Originally Posted by BWalker
The frontal area of the Barnes,by virtue of the petal shape is most times less than a lead and copper bullet expanded to the same diameter.
Monometal bullets in general wound much less. All the guys bragging about eating up to the whole bear this to be true.
The fact of the matter is proof of a bullets performance lays not in how a recovered bullet looks, but rather the reliability and authority by which it kills. Barnes are mediocre in both these regards IME.


Ben,

How many TTSX bullets have failed you, that you were sure of? This thread seems like a lot of bad-mouthing because of one pic of one bullet that Brad had the unfortunate experience of firing into an elk. I've also seen a couple of pics of failed Partitions, and if we're saying the TTSX is mediocre based on one pic, then I guess that applies to the PT, too. I've not seen more than a couple of pics of failed TTSX bullets on the entire interwebs. That's not a bad track record considering the huge number of them that have been used by internet users worldwide.

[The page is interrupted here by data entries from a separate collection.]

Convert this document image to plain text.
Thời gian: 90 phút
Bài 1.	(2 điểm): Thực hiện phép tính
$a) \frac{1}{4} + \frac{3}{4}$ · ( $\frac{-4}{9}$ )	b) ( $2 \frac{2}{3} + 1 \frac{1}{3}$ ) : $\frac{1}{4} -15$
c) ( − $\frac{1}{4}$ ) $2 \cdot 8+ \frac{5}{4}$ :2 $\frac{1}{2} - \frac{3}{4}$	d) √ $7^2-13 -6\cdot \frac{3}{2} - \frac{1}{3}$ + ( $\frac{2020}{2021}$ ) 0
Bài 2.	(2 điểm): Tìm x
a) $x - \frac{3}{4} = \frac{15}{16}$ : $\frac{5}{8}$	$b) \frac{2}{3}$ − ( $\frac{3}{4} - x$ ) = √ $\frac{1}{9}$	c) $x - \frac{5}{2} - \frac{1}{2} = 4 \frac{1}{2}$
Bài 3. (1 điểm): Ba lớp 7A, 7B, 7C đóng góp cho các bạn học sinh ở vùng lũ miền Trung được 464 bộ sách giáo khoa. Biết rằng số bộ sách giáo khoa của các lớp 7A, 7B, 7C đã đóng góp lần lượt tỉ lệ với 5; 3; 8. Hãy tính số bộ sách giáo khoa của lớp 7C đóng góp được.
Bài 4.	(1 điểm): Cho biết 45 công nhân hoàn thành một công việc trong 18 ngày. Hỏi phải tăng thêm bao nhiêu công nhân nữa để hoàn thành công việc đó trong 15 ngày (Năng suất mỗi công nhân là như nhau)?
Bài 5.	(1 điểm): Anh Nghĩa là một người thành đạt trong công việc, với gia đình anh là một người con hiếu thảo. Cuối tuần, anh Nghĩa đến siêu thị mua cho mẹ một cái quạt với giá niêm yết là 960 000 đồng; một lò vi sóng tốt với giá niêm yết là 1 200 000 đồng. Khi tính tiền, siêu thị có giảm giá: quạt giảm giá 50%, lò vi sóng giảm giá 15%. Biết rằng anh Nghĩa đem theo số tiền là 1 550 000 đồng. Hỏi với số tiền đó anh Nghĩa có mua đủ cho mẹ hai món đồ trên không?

The fact is, TTSX bullets expand more aggressively, and exhibit some disintegration more often, than prior generations of the X bullet. I'm not sure about you, but I've been in on the killing of about 130 big-game critters now using Barnes bullets, and from what I've seen, send them through bone, and things go quiet real quick. Based on that modest sample of dead stuff, the reliability aspect of the X/TSX/TTSX has been stellar.

This moose died "with authority" when hit by a 140gr 7mm TTSX. The only bone hit being ribs. The wound channel speaks for itself- about a 4.5" hole through the lungs, the bullet entering just behind the onside shoulder, and exiting just in front of the paunch on the offside.

[Linked Image]



I've seen this kind of performance over and over with the TTSX. IME it definitely does more damage on average than the TSX did.